Even so, the academy showed signs of progress with its recognition for Bong Joon Ho’s drama-comedy-horror mash-up “Parasite, which earned six nominations, including its best-picture nomination — the first-ever for a South Korean film. “Parasite” also figured into the director, original screenplay and international film categories (The academy retired the “best foreign-language film” name after last year’s ceremony; the prize is now called the best international feature).
The academy said that 62 women were nominated across all categories, a record. The documentary branch nominated four feature-length films that were directed or co-directed by women: “American Factory,” about a Chinese billionaire who reopened an Ohio automotive plant; “The Edge of Democracy,” which focused on Brazilian politics; “For Sama,” about a woman’s life in war-torn Syria; and “Honeyland,” which looks at a female beekeeper in the Republic of North Macedonia. The fifth documentary nominee was “The Cave,” the story of female physicians in Syria who treat patients in an underground hospital.
Nominating “American Factory” was the equivalent of sending an Oscar invitation to Barack and Michelle Obama. The former president and first lady have a multiyear production deal with Netflix, and “American Factory,” produced with Participant Media, was their first release.
Over the last decade, the Academy Awards have become a bit superfluous, with a torrent of precursor ceremonies leaving fans (and honorees) exhausted and the contents of the envelopes unsurprising. The academy’s board of governors, alarmed by sharp declines in television ratings, decided in 2018 to move up this year’s ceremony. It will be held on Feb. 9, two weeks earlier than the last go-round, a seemingly small truncation that nonetheless has the movie capital in a tizzy.
ABC, which broadcasts the Oscars, said last week that the ceremony, viewed by roughly 30 million people in the United States, would not have a host for the second year in a row. Hosting is a thankless job that many celebrities turn down; fully vetting a host (scrubbing their social media accounts for potentially offensive comments) is time-consuming and far from foolproof, and last year’s host-free show stopped the rating free-fall.
The Netflix slate stretches to the best-animated film
With its dump truck of campaign cash and numerous films in contention, Netflix had a very good showing— especially considering how new it is to the Oscars. The streaming service only received its first best-picture nomination last year (“Roma”). The first time it won anything was in 2017, when the Syrian bombing rescue film “The White Helmets” collected the Oscar for best documentary short.
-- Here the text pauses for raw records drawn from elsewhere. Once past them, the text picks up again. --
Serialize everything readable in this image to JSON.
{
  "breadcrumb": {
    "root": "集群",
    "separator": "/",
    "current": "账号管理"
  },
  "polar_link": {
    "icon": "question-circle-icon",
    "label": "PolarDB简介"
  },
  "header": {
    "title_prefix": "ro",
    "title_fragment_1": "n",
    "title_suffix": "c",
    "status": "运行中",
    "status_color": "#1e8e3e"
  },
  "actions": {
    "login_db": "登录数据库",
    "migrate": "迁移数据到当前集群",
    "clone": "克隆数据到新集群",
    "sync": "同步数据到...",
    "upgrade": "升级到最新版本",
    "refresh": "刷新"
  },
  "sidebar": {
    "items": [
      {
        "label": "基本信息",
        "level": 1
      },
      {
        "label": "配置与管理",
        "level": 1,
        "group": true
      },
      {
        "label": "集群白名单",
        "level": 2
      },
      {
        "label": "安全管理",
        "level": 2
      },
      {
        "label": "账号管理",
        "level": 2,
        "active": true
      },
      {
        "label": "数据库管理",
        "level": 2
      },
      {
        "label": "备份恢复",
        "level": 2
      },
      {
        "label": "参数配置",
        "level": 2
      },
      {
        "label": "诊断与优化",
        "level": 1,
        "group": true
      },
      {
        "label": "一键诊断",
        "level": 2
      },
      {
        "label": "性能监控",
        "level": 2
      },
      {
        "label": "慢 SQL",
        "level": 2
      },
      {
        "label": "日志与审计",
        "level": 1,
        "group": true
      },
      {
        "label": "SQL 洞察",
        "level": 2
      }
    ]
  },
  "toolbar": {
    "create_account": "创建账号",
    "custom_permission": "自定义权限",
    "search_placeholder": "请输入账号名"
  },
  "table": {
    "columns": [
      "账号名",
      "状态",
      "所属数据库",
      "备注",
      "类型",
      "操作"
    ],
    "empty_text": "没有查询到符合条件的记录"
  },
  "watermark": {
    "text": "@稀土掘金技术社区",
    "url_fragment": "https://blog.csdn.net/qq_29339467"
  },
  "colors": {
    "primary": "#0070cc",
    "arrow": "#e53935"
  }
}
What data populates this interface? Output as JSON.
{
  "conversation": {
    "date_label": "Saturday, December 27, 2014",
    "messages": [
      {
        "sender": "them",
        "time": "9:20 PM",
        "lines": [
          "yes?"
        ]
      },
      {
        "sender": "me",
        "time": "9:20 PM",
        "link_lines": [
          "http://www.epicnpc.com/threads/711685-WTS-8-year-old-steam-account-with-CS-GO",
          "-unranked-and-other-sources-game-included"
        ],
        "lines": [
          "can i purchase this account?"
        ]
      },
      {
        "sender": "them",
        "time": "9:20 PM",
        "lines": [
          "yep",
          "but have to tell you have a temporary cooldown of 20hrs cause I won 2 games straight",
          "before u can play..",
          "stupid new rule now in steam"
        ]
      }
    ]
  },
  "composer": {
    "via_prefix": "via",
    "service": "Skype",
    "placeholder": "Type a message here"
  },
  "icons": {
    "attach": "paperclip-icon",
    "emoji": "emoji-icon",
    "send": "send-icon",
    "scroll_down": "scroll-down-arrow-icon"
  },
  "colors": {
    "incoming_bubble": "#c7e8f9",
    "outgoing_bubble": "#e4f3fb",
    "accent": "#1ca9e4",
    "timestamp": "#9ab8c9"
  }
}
In a surprise, two Netflix films, “Klaus” and “I Lost My Body,” received nods for the best-animated feature. Netflix has aggressively moved into animation over the last year, in part because Disney, the company that has traditionally supplied much of Netflix’s most popular programming for children and families, has introduced Disney Plus as a streaming competitor. The other animated nominees — a list that noticeably did not include “Frozen II” (Disney) — are “How to Train Your Dragon: The Hidden World” (Universal), “Missing Link” (United Artists) and “Toy Story 4” (Disney).
Walt Disney Studios, which includes divisions like Fox Searchlight (“Jojo Rabbit”) and National Geographic (“The Cave”), rounded up 23 nominations in total, the best result for a traditional entertainment company. Sony was second, with 20, underscoring a turnaround. Sony has not won a best-picture Oscar since Bernardo Bertolucci’s “The Last Emperor” collected the prize 32 years ago.